Verband kritisiert SPD-Reformpapier zur Erbschaftssteuer
Die Bundesvereinigung Mittelständischer Bauunternehmen e. V. und ihr Hauptgeschäftsführer Michael Gilka üben scharfe Kritik an den am Dienstag vorgestellten Reformplänen der SPD zur Erbschaftsteuer. Aus Sicht des Verbandes kommen die Vorschläge zur Unzeit und senden ein fatales Signal an die Wirtschaft. „Wie können derartige Pläne gerade jetzt auf den Tisch gelegt werden? Fehlt der SPD innerhalb der Koalition das Gespür für das richtige Timing?“, fragt Gilka. Für den Mittelstand seien die Vorschläge in dieser Form nicht akzeptabel. Der vorgesehene Freibetrag von fünf Millionen Euro werde in vielen mittelständischen Unternehmen rasch erreicht und biete daher keinen ausreichenden Schutz. Auch die angekündigte Möglichkeit, die über den Freibetrag hinausgehende Steuerlast über einen Zeitraum von 20 Jahren zu stunden, ändere nichts am Kernproblem. „Die Belastung wird dadurch nicht geringer, sondern lediglich über die Zeit gestreckt“, so Gilka. Zudem bleibe die SPD zentrale Antworten schuldig. Unklar sei insbesondere, in welcher Höhe der künftige Steuersatz liegen solle. Die Ankündigung von Entlastungen durch die stellvertretende Fraktionsvorsitzende Esdar bleibe bislang vage. Wie diese konkret ausgestaltet werden sollen, sei derzeit nicht erkennbar.
Wirtschaftliche Realität lässt keinen Raum für Steuerdebatten dieser Art
Angesichts der angespannten wirtschaftlichen Lage hält die Bundesvereinigung Mittelständischer Bauunternehmen e. V. eine Erhöhung der Erbschaftsteuer für den falschen Ansatz. Viele Unternehmen sehen sich derzeit einer massiven Belastung durch Bürokratie, Fachkräftemangel sowie einer stetig wachsenden Zahl an Nachweis- und Berichtspflichten ausgesetzt und werden faktisch „überrollt“. Zusätzliche steuerliche Belastungen verschärften diese Situation weiter, anstatt dringend benötigte Entlastung zu schaffen. „Diese Debatte zeigt erneut, dass die SPD offenbar kein ausreichendes Gespür für den maßgeblichen Beitrag von Unternehmerinnen und Unternehmern für die deutsche Wirtschaft hat“, kritisiert Hauptgeschäftsführer Michael Gilka.
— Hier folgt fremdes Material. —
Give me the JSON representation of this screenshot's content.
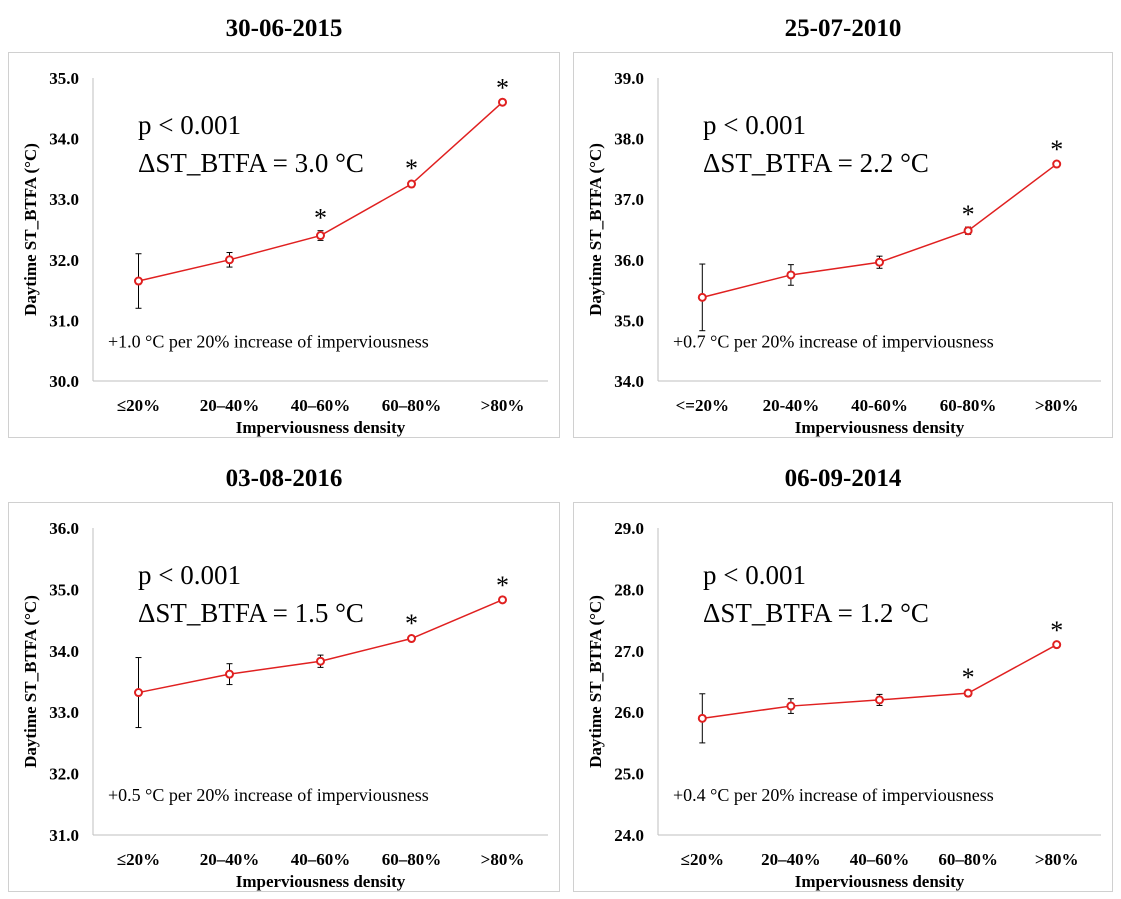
{
  "chart_data": [
    {
      "type": "line",
      "title": "30-06-2015",
      "xlabel": "Imperviousness density",
      "ylabel": "Daytime ST_BTFA (°C)",
      "categories": [
        "≤20%",
        "20–40%",
        "40–60%",
        "60–80%",
        ">80%"
      ],
      "series": [
        {
          "values": [
            31.65,
            32.0,
            32.4,
            33.25,
            34.6
          ],
          "error": [
            0.45,
            0.12,
            0.08,
            0.05,
            0.03
          ]
        }
      ],
      "ylim": [
        30.0,
        35.0
      ],
      "yticks": [
        "30.0",
        "31.0",
        "32.0",
        "33.0",
        "34.0",
        "35.0"
      ],
      "significant": [
        false,
        false,
        true,
        true,
        true
      ],
      "annotation_p": "p < 0.001",
      "annotation_delta": "ΔST_BTFA = 3.0 °C",
      "annotation_rate": "+1.0 °C per 20% increase of imperviousness",
      "marker": "*",
      "color": "#e02020"
    },
    {
      "type": "line",
      "title": "25-07-2010",
      "xlabel": "Imperviousness density",
      "ylabel": "Daytime ST_BTFA (°C)",
      "categories": [
        "<=20%",
        "20-40%",
        "40-60%",
        "60-80%",
        ">80%"
      ],
      "series": [
        {
          "values": [
            35.38,
            35.75,
            35.96,
            36.48,
            37.58
          ],
          "error": [
            0.55,
            0.17,
            0.1,
            0.06,
            0.03
          ]
        }
      ],
      "ylim": [
        34.0,
        39.0
      ],
      "yticks": [
        "34.0",
        "35.0",
        "36.0",
        "37.0",
        "38.0",
        "39.0"
      ],
      "significant": [
        false,
        false,
        false,
        true,
        true
      ],
      "annotation_p": "p < 0.001",
      "annotation_delta": "ΔST_BTFA = 2.2 °C",
      "annotation_rate": "+0.7 °C per 20% increase of imperviousness",
      "marker": "*",
      "color": "#e02020"
    },
    {
      "type": "line",
      "title": "03-08-2016",
      "xlabel": "Imperviousness density",
      "ylabel": "Daytime ST_BTFA (°C)",
      "categories": [
        "≤20%",
        "20–40%",
        "40–60%",
        "60–80%",
        ">80%"
      ],
      "series": [
        {
          "values": [
            33.32,
            33.62,
            33.83,
            34.2,
            34.83
          ],
          "error": [
            0.57,
            0.17,
            0.1,
            0.04,
            0.03
          ]
        }
      ],
      "ylim": [
        31.0,
        36.0
      ],
      "yticks": [
        "31.0",
        "32.0",
        "33.0",
        "34.0",
        "35.0",
        "36.0"
      ],
      "significant": [
        false,
        false,
        false,
        true,
        true
      ],
      "annotation_p": "p < 0.001",
      "annotation_delta": "ΔST_BTFA = 1.5 °C",
      "annotation_rate": "+0.5 °C per 20% increase of imperviousness",
      "marker": "*",
      "color": "#e02020"
    },
    {
      "type": "line",
      "title": "06-09-2014",
      "xlabel": "Imperviousness density",
      "ylabel": "Daytime ST_BTFA (°C)",
      "categories": [
        "≤20%",
        "20–40%",
        "40–60%",
        "60–80%",
        ">80%"
      ],
      "series": [
        {
          "values": [
            25.9,
            26.1,
            26.2,
            26.31,
            27.1
          ],
          "error": [
            0.4,
            0.12,
            0.09,
            0.05,
            0.03
          ]
        }
      ],
      "ylim": [
        24.0,
        29.0
      ],
      "yticks": [
        "24.0",
        "25.0",
        "26.0",
        "27.0",
        "28.0",
        "29.0"
      ],
      "significant": [
        false,
        false,
        false,
        true,
        true
      ],
      "annotation_p": "p < 0.001",
      "annotation_delta": "ΔST_BTFA = 1.2 °C",
      "annotation_rate": "+0.4 °C per 20% increase of imperviousness",
      "marker": "*",
      "color": "#e02020"
    }
  ]
}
Vergleichbare Signale seien zuletzt auch durch Aussagen von Bundesarbeitsministerin Bärbel Bas auf dem Juso-Kongress im Dezember gesendet worden. Unabhängig davon, ob die aktuellen Vorstöße als Wahlkampfmanöver mit Blick auf bevorstehende Landtagswahlen oder als gezielte Druckerhöhung gegenüber dem Koalitionspartner zu verstehen seien – wie unter anderem die Frankfurter Allgemeine Zeitung berichtet –, seien sie aus Sicht des Verbandes gleichermaßen fehl am Platz. „In einer Koalition sollte es darum gehen, angesichts zahlreicher konfliktträchtiger Themen wie Rente, Migration, Investitionen oder Tariftreue tragfähige Kompromisse zu finden, statt durch Profilierung und Abgrenzung zusätzliche Spannungen zu erzeugen“, so Gilka.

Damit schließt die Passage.